Kenya : prisés, les vaccins anti-covid se font rares

Le Kenya connait une forte demande de vaccin contre le coronavirus. Le pays peine à satisfaire cette demande désormais supérieure à l'offre.

© YASUYOSHI CHIBA/AFP

Au Kenya, la vaccination contre le coronavirus attirePrès de 900 000 Kényans ont déjà reçu leur première dose du vaccin AstraZeneca alors que plusieurs autres sont dans les salles d’attente.

Dans ce pays, les discours anti-vaccin semblent n’avoir pas trouvé un écho favorable. La population ayant opté pour la quête de l’immunité face au virus.

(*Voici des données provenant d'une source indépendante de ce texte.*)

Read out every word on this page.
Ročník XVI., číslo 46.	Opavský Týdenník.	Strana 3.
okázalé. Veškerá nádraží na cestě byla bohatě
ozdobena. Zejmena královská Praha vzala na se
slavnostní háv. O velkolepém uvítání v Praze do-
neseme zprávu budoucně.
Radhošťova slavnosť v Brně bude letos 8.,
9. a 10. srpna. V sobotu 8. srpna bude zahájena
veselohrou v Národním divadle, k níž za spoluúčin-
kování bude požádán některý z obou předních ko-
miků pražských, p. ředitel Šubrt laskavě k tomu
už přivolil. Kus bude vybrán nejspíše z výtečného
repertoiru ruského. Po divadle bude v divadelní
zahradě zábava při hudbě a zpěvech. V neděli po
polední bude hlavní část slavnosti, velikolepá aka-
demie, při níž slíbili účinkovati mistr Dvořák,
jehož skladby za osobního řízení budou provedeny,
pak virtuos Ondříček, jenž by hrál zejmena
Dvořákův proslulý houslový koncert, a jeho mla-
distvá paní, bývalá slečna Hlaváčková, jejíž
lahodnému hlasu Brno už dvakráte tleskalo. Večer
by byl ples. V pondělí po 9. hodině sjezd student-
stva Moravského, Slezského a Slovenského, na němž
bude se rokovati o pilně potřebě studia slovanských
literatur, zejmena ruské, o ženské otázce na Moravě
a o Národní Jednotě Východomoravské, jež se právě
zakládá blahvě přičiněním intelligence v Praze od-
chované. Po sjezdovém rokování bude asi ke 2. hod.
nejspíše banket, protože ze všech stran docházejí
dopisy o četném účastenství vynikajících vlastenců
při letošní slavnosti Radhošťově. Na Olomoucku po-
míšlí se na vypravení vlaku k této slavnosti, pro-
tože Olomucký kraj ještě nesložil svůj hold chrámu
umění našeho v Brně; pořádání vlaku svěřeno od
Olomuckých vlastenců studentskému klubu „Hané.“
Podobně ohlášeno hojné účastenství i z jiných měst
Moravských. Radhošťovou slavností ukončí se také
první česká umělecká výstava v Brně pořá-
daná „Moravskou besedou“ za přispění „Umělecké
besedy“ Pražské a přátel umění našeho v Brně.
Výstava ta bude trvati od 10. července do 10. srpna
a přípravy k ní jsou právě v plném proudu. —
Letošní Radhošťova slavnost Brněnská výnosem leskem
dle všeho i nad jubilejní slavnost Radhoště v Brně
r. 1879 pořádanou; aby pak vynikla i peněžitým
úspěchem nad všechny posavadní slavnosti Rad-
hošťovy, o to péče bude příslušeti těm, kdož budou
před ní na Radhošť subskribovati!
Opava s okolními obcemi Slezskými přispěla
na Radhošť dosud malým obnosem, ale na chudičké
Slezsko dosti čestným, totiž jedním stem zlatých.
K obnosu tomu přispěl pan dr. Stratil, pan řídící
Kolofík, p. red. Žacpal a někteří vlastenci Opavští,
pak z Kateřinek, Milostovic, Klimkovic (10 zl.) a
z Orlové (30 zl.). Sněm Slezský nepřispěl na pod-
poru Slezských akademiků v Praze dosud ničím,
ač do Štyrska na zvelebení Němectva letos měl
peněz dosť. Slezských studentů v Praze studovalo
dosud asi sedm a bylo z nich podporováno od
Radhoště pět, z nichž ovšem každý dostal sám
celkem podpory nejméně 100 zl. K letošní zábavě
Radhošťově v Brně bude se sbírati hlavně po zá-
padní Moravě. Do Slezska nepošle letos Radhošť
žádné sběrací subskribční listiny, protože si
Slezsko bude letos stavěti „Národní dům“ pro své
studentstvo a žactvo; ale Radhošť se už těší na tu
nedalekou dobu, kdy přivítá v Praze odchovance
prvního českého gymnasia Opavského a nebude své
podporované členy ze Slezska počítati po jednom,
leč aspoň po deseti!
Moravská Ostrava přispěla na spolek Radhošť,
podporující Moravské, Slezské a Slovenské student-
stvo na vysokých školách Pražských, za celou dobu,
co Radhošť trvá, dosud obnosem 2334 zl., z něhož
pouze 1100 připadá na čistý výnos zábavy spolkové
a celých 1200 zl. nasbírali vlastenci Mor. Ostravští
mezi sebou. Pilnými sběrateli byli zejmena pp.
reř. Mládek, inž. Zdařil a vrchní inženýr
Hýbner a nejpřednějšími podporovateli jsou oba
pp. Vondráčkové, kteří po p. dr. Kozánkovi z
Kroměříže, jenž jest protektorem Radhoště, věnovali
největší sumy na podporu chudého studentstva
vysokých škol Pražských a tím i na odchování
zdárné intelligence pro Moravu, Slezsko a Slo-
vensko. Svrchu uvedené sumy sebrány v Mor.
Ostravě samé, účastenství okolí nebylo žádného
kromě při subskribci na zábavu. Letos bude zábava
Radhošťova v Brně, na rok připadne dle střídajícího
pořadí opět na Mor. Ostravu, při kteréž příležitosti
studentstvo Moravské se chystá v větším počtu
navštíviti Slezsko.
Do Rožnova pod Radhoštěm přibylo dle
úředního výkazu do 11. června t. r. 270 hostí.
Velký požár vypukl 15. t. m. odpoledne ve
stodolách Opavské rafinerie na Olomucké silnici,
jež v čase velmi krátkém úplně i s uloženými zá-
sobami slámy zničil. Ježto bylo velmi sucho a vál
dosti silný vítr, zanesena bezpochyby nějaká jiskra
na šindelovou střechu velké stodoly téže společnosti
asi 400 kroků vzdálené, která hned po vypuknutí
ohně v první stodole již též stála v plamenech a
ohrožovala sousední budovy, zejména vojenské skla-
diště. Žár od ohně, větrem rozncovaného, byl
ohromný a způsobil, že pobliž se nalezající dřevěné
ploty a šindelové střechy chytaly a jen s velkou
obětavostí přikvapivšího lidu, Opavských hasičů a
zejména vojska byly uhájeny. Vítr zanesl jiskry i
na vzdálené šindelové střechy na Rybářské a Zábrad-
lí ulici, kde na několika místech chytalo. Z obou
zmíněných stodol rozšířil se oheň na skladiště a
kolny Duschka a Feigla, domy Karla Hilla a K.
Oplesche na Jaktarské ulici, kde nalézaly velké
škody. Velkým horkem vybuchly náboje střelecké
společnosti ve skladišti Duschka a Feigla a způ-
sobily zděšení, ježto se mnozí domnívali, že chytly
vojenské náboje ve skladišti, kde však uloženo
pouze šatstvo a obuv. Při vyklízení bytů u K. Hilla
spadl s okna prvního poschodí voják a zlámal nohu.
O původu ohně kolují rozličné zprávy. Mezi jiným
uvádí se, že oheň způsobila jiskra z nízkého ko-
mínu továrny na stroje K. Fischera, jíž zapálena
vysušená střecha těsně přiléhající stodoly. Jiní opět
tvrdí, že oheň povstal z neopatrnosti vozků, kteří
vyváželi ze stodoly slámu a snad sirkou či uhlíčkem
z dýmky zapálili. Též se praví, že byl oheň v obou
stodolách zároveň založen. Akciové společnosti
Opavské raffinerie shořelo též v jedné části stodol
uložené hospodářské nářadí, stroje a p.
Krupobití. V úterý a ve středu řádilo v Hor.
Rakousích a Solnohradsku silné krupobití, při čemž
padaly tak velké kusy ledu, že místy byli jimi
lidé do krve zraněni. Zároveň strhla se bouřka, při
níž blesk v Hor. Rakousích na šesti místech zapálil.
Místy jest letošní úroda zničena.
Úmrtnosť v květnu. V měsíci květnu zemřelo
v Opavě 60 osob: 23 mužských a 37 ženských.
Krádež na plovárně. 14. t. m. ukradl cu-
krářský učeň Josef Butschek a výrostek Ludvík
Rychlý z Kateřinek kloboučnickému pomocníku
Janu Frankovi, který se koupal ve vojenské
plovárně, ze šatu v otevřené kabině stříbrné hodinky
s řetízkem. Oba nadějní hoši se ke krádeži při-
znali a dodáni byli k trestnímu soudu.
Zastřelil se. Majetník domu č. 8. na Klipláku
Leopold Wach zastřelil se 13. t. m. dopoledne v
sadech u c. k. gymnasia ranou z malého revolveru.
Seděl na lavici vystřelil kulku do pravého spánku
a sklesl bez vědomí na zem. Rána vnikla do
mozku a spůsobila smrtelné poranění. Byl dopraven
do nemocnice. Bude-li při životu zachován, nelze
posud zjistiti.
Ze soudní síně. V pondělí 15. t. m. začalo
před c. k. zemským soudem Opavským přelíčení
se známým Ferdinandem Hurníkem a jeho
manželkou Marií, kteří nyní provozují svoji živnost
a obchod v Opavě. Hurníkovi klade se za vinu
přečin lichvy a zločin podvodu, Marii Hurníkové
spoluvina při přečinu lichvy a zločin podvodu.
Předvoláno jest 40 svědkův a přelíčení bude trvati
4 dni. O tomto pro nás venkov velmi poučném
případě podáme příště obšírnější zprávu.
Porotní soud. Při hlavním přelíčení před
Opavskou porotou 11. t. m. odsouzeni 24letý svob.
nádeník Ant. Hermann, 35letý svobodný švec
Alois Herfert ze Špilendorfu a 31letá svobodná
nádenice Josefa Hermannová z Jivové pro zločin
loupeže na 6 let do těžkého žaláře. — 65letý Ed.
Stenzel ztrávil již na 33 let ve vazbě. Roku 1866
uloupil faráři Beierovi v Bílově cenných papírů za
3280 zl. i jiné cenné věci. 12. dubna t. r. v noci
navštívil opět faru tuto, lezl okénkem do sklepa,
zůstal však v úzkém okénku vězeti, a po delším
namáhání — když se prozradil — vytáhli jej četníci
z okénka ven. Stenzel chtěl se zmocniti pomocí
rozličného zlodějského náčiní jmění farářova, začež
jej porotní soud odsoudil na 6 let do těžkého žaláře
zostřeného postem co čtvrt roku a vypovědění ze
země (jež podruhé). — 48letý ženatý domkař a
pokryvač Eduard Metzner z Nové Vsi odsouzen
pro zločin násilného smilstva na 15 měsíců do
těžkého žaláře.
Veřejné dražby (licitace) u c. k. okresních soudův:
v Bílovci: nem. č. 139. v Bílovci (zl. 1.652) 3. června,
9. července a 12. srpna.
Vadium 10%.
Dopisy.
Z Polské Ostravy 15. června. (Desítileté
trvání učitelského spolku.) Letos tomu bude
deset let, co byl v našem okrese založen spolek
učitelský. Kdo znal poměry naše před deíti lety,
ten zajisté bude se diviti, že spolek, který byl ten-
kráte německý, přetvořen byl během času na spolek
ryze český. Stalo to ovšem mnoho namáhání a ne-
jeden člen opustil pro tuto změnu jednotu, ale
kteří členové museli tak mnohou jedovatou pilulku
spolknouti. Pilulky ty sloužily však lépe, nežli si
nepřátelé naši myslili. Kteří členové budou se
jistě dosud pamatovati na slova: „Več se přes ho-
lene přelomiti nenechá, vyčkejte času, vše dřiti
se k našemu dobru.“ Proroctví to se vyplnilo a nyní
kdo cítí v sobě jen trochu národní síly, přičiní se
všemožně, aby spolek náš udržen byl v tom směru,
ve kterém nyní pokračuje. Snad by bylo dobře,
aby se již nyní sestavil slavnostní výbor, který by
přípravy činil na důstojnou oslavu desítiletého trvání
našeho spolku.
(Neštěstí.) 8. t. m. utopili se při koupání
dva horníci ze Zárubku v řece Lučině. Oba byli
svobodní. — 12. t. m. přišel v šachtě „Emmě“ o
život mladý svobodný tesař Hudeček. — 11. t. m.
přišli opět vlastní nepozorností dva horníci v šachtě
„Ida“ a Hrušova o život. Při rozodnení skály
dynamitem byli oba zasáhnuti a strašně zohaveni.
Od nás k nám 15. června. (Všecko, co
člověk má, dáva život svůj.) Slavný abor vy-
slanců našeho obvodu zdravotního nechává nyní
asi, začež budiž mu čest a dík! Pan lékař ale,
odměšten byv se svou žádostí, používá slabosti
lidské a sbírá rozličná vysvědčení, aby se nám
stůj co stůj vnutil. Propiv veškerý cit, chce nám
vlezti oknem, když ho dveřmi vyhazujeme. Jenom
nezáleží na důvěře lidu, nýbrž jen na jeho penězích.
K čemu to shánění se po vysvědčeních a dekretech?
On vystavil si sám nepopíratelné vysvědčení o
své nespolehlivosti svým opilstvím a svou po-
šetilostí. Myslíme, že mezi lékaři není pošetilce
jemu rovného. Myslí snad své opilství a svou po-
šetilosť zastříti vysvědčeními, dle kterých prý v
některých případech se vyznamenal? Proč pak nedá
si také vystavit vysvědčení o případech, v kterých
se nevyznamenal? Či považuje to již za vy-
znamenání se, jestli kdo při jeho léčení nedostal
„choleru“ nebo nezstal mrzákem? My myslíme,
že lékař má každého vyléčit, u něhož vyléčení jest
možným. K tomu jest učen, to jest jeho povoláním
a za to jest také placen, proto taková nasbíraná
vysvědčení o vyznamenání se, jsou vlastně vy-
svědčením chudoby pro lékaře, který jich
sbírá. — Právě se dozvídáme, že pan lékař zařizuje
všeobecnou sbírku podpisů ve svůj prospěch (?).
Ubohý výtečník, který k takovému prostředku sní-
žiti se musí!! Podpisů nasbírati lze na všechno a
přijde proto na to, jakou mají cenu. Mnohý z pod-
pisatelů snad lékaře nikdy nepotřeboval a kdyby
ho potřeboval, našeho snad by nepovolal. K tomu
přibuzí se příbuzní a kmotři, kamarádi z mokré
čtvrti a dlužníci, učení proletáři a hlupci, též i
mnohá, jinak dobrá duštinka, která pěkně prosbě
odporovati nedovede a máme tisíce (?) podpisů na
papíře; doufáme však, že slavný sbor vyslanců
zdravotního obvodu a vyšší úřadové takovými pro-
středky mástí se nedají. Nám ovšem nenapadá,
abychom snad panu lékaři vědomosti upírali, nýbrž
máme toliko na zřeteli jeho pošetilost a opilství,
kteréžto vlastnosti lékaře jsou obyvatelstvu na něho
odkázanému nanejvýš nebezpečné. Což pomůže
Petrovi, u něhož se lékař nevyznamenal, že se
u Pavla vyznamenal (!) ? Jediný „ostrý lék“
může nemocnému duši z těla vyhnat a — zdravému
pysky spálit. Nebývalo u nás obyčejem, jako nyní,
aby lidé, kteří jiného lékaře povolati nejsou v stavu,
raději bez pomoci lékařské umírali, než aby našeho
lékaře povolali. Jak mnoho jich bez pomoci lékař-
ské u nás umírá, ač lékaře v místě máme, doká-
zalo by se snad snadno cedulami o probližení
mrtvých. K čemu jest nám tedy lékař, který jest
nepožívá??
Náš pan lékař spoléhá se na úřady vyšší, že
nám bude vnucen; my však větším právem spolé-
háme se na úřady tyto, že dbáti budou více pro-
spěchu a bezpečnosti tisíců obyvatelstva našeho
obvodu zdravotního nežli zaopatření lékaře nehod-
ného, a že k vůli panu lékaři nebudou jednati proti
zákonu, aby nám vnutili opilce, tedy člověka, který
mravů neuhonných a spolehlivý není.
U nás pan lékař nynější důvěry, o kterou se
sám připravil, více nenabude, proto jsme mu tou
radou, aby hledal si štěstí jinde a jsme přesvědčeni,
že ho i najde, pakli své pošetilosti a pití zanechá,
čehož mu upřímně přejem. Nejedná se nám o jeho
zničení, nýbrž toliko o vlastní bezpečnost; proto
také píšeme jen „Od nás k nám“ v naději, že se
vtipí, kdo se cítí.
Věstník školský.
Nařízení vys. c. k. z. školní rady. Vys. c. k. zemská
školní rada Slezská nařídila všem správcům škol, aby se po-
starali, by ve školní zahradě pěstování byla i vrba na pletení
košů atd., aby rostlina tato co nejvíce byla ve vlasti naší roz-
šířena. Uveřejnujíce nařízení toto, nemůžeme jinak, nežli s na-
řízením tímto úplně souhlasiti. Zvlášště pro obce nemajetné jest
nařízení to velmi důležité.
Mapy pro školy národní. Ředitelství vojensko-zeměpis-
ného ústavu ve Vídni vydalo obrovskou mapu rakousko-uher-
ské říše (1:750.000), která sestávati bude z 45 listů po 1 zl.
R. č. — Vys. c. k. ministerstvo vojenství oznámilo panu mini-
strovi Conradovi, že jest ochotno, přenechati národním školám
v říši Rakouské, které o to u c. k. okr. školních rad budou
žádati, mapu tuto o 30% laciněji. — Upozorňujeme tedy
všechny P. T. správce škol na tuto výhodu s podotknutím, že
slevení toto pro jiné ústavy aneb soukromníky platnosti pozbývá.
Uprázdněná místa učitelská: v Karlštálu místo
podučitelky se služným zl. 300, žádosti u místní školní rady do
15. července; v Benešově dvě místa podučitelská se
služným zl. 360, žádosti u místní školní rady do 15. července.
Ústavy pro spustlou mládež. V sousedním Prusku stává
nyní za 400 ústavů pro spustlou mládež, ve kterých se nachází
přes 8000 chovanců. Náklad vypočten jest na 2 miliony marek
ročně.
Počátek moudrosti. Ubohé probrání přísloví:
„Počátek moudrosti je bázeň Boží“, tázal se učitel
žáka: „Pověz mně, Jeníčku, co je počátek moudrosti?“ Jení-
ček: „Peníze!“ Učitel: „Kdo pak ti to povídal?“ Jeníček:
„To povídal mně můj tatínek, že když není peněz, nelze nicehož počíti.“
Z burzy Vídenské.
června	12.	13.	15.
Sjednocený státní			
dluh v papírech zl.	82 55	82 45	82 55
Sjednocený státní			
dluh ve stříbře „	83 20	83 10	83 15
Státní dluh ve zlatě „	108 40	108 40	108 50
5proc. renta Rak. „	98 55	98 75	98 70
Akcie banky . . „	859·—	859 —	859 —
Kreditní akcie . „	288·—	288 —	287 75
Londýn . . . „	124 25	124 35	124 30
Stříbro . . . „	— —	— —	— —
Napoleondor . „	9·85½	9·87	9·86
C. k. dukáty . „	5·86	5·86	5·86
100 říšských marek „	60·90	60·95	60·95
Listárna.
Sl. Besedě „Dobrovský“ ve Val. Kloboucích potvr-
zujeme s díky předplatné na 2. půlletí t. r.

Elle est notamment encouragée dans sa démarche par la rigueur de la troisième vague de la pandémie.

"En tant qu'enseignant, nous interagissons normalement avec les élèves, nous interagissons avec les étudiants, nous interagissons avec les collègues, donc il y a un lien avec la pandémie, la COVID-19 je veux dire. C'est la raison pour laquelle j'ai décidé de me faire vacciner. J'ai reçu le vaccin et je me porte bien", a affirmé Ezra Mungai, professeur d'anglais.

Mais cette volonté à se faire vacciner risque d’être plombée par un obstacle de taille, le manque du précieux liquide. Le Kenya a épuisé les doses reçues de l’initiative covax, un million au total.

"La quasi-totalité de ces doses ont maintenant été administrées. Et en raison des restrictions à l'exportation de l'Inde, la prochaine livraison a été retardée. Nous sommes donc actuellement dans une situation où l'approvisionnement en vaccins est le plus gros problème. Nous encourageons donc les pays à s'approvisionner bilatéralement auprès du fabricant, en plus de l'installation COVAX", a déclaré Rudi Eggers, représentant de l'OMS au Kenya.